11. Stats log aligns to wall-clock midnight
logServerStats computes an initialDelay to align the first stats flush to logStatsStartTime (default 0 = midnight UTC). If the target time already passed today, it adds 86400 seconds for the next day. Subsequent flushes use exact logInterval cadence.
12. Stored data packet deleted before store cleanup
deleteOrBlockServerFile_ removes the stored data packet first, then runs the STM store action. If the process crashes between these two operations, the store will reference a data packet that no longer exists on disk. The next access would return AUTH (data packet not found on disk), and eventual expiration would clean the store entry.
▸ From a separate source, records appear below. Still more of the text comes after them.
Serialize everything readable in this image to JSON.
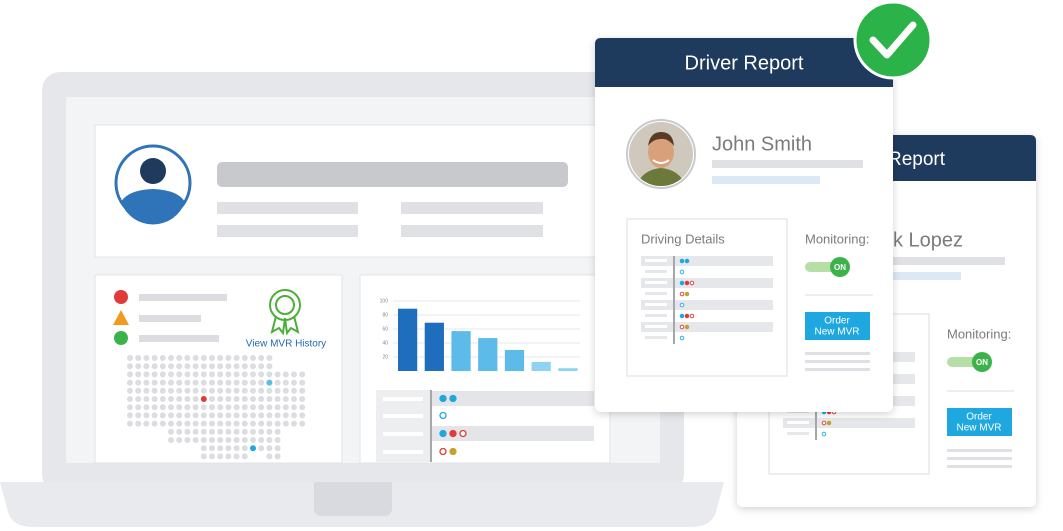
{
  "laptop": {
    "link": "View MVR History",
    "chart": {
      "ylim": [
        0,
        100
      ],
      "yticks": [
        20,
        40,
        60,
        80,
        100
      ],
      "values": [
        89,
        69,
        57,
        47,
        30,
        13,
        4
      ],
      "colors": [
        "#1f6dbd",
        "#1f6dbd",
        "#5cbbe9",
        "#5cbbe9",
        "#5cbbe9",
        "#8fd3f3",
        "#8fd3f3"
      ]
    }
  },
  "front_card": {
    "title": "Driver Report",
    "name": "John Smith",
    "details_title": "Driving Details",
    "monitoring": "Monitoring:",
    "toggle": "ON",
    "button": [
      "Order",
      "New MVR"
    ]
  },
  "back_card": {
    "title": "Report",
    "name": "k Lopez",
    "monitoring": "Monitoring:",
    "toggle": "ON",
    "button": [
      "Order",
      "New MVR"
    ]
  }
}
13. SNI-dependent CORS and web serving
CORS headers require both sniUsed = True and addCORSHeaders = True in the transport config. Static web page serving is enabled when sniUsed = True. Non-SNI connections (direct TLS without hostname) skip both CORS and web serving. This separates the web-facing and protocol-facing behaviors of the same router port.
14. Control port data packet operations use recipient index
CPDelete and CPBlock commands look up data packets via getFile fs SFRecipient fileId, meaning the control port takes a recipient ID, not a sender ID. This is the ID visible to recipients and contained in data packet descriptions.